Marc and I discussed how we would like to use our time in the evenings to plan, play with our kids, visit with each other, and do other great and good works. We decided that our main problem is that in spite of our best intentions, by eight o'clock we are crazy tired and we will always pick door number one with lay on the couch and watch DVR-ed shows behind it.

So we're cutting off the juice.

And like I said, I was in favor of this right up until today when the screen went blank. And now I am in a mild state of anxiety and unease. Where are my shows? My comfy, funny, lovely shows?

I called Marc at work to tell him that the TV really goes bye-bye when you cancel and he was all, "good." But wait until he gets home. I predict he is not going to like this quiet one little bit.

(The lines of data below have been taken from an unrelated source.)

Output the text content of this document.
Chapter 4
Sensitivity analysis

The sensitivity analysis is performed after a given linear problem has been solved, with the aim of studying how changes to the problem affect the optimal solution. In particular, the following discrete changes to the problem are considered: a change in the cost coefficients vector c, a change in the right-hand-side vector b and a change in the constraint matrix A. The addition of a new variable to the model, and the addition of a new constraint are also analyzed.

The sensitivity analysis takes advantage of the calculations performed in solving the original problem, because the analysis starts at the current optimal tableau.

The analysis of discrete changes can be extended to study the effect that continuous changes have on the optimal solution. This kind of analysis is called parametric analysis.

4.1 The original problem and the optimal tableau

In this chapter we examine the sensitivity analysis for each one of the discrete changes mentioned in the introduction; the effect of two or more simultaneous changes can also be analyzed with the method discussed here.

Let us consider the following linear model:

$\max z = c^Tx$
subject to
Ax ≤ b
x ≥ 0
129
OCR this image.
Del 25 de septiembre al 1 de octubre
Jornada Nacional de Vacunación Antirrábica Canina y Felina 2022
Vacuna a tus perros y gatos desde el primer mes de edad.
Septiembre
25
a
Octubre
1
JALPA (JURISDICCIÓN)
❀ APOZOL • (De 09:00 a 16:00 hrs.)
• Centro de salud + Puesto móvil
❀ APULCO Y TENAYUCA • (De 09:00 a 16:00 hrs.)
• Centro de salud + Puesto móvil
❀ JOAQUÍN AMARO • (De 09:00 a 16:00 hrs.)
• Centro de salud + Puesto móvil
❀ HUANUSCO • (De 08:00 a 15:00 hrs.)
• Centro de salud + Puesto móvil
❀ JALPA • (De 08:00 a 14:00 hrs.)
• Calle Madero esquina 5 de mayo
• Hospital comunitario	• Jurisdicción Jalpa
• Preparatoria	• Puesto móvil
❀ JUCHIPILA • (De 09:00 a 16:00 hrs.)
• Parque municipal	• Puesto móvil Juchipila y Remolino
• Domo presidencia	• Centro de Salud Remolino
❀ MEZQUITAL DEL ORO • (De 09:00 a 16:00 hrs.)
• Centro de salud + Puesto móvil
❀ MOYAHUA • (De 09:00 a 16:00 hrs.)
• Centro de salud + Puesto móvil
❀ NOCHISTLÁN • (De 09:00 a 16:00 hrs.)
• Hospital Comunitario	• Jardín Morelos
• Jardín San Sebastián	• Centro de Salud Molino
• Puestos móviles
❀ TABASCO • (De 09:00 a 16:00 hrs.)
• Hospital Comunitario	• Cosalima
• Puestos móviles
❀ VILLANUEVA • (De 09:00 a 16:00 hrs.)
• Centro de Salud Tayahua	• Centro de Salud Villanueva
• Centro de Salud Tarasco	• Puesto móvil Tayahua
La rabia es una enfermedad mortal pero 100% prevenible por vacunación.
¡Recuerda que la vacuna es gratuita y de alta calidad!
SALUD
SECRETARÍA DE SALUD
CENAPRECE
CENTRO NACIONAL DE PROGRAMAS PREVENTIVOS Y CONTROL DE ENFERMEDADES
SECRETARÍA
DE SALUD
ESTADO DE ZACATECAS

So we'll see how it goes. I wonder if we will be able to stay all granola virtuous or if we will cave in. Besides gaining more productive time, not having to listen to the Disney Channel,and purging our brains of all that prime time junk, the main benefit I see to dumping the tube is that I will get to brag about how myfamily never watches TV and act slightly superior.

I'm not at all sure it will be worth it.

What about you? PLEASE leave a comment and tell me if you've had any success with limiting TV for you and your kids.

The Reluctant Barber

Sunday, January 10, 2010

Marc and I have been an item for almost twenty years; I'd say about 10 years ago he announced that he was done going to hair salons or barbers and whatnot.


"It's dumb," he said. "It takes forever and they always do something wrong anyway. I want you to cut my hair."

"Me?" I squeaked. I don't know nothin' about cutting no hair I tried to tell him. But he wasn't hearing it. I really, truly didn't want to be his barber. I was convinced I'd mess it up and he'd hate me. He's kind of sensitive about his hair...don't tell him I said that, but he is.

So I fussed for awhile but he pretty much bullied me into it and now, for ten years, I have been cutting his hair. After each cut I still feel a little nervous that he'll be unhappy, but he never has been. He always gives it a comb, smiles and tells me it looks great. Then I tell him he looks great and we smooch.

That picture up there is after his haircut yesterday. And at the end when I said, "wow, you sure look handsome with your new haircut!" he said, "'Course I do. You can do anything."

And then I had an epiphany, ten years ago when he told me I was going to be cutting his hair from now on it was because he believes in me. I am worried all the time. I'm always afraid I'll mess things up and disappoint people, especially the people I love. Isn't it crazy that it's taken me this long to actually hear my husband.

Thanks for repeating yourself all this time babe!


Thursday Drivel

Thursday, January 7, 2010

  • Oh boy there is a lot of screaming going on over here tonight! Ellie is mid tantrum and it is something to behold Bulleted Listand behear.
  • I made Maddie's drivers licences appointment for the end of this month and I have been stewing about it ever since. Stewing with nerves.
  • Jonathan won't wear a coat, and even though we live in California it is the foggy cold San Francisco part so it makes me look like a bad mother when he has no coat plus hair that's too long and his shirt doesn't match his shorts. Come to think of it, shorts look bad too. And yes, I still care that I look like a bad mother. But not enough to actually do anything about it. Except whine.
  • Katie is studying very hard for Spanish. I am proud.
  • Ellie is still yelling.
  • Maddie is mad at me because I won't drive her to Chipotle before dinner. She says she needs a burrito.
  • I need chocolate. And quiet.
  • Marc isn't home yet but when he is I think we should hide under the covers and yell, "no hay blue aqui!"